Хендрик тотчас же отправился к премьер-министру. Всемогущий принял его в своем кабинете. На нем было фантастическое домашнее одеяние, по манжетам и воротнику отороченное горностаем. У ног его лежал огромный дог. Над письменным столом на фоне черной драпировки блестел широкий зазубренный меч. На мраморном цоколе стоял бюст фюрера, слепыми глазами взиравшего на две фотографии: на одной была изображена Лотта Линденталь в роли Минны фон Барнгельм, на другой – скандинавская дама, некогда увезшая раненого авантюриста в своей машине в Италию; ныне над ее урной стоял огромный памятник – мерцающий купол из мрамора и позолоченного камня. Так вдовец выражал ей свою благодарность, хотя, по сути дела, то был памятник его собственному чванству.

– Отто Ульрихс умер, – сказал Хендрик, остановясь в дверях.

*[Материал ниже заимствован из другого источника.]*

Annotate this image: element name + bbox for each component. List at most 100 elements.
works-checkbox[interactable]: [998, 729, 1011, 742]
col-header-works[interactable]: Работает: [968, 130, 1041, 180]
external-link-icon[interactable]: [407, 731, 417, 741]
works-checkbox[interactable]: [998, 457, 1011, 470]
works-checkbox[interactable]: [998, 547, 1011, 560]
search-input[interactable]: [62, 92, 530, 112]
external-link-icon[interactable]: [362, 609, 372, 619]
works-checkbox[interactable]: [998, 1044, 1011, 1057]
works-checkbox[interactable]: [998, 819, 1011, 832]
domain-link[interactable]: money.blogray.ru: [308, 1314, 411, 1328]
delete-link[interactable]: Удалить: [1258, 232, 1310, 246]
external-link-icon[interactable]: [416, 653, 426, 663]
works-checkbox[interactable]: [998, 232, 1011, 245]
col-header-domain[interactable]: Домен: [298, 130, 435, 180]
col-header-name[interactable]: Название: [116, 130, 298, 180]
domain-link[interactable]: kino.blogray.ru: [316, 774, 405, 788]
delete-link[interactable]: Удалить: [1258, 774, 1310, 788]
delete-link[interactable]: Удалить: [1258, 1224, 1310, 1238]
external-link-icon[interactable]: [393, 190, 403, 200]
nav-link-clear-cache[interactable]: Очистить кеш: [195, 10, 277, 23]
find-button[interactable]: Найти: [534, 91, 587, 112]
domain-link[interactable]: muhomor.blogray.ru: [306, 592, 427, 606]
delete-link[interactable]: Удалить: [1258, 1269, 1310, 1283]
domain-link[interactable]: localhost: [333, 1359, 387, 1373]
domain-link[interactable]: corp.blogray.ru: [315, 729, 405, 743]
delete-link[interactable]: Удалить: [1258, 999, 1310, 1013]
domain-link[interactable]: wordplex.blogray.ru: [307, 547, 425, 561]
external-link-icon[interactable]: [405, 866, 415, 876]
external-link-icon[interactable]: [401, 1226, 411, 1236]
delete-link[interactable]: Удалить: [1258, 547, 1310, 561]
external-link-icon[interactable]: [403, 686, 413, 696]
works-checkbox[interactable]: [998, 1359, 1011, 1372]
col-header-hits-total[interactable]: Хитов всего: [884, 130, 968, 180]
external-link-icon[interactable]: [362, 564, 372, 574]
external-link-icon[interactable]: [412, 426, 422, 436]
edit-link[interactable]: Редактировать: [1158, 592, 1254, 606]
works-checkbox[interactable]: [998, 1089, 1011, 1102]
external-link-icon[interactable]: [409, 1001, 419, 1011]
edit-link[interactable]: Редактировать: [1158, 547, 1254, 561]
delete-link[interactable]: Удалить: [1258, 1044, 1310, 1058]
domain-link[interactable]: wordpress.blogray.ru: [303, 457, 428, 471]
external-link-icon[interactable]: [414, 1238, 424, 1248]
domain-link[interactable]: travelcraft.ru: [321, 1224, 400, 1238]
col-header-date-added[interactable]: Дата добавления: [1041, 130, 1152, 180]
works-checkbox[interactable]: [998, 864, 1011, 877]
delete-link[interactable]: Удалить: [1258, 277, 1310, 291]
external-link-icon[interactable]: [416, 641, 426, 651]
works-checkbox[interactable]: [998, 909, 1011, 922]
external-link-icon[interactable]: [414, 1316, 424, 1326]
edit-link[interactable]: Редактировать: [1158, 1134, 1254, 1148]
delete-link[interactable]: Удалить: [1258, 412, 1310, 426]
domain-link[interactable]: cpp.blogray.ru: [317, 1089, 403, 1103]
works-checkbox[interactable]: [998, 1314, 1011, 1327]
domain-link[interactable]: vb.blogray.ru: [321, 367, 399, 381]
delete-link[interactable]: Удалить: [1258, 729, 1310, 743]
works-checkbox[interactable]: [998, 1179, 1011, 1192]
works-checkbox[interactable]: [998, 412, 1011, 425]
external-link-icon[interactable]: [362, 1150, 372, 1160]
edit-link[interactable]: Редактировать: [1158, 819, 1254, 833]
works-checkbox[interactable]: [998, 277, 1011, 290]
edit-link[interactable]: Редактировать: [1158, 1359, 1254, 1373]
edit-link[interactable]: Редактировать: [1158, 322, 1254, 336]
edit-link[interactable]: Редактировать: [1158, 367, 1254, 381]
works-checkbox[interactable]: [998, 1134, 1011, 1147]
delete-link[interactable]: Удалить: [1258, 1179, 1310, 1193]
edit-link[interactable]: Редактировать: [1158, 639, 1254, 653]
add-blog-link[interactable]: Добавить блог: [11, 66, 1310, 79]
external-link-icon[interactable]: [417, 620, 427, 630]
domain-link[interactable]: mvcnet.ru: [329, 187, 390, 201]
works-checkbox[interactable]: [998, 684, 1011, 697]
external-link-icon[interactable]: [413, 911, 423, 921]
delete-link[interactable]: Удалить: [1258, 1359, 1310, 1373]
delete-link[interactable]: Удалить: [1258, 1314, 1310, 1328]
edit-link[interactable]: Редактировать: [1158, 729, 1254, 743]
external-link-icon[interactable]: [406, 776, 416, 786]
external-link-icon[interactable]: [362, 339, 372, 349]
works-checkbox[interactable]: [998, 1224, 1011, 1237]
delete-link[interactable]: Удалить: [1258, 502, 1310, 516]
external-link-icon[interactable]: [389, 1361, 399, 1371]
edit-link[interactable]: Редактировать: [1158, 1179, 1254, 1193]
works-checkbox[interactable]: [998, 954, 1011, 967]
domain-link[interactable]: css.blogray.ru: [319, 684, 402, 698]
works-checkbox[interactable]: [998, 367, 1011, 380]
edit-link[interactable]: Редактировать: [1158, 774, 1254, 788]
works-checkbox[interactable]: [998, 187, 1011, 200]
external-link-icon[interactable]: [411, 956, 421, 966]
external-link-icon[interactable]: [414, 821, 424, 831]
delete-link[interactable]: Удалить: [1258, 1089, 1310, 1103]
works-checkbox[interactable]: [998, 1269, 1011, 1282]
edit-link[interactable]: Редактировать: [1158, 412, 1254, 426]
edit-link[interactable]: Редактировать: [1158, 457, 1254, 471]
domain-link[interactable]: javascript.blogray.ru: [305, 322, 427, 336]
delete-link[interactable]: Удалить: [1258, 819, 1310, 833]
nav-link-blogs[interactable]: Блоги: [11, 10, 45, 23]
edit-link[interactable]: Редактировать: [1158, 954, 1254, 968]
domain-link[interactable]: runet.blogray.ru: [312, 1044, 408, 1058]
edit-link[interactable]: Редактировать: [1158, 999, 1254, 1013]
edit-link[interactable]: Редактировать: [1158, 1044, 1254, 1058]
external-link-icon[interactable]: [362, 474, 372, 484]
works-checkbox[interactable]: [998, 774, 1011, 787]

– Разумеется, – отвечал толстяк из-за письменного стола. И когда увидел, что бледность, словно отблеск белого пламени, облила лицо Хендрика, добавил: – Видимо, самоубийство.

Премьер-министр произнес эти слова без запинки, не покраснев.

Хендрик покачнулся. Невольным жестом, слишком явно выражавшим ужас, он схватился за лоб. Это, кажется, был первый абсолютно искренний, отнюдь не стилизованный жест, который премьер-министр увидел у артиста Хефгена. Великого человека разочаровало такое отсутствие самообладания в его ловком любимце. Он встал, вытянулся во весь свой ужасающий рост. Вместе с ним поднялся страшный дог и зарычал.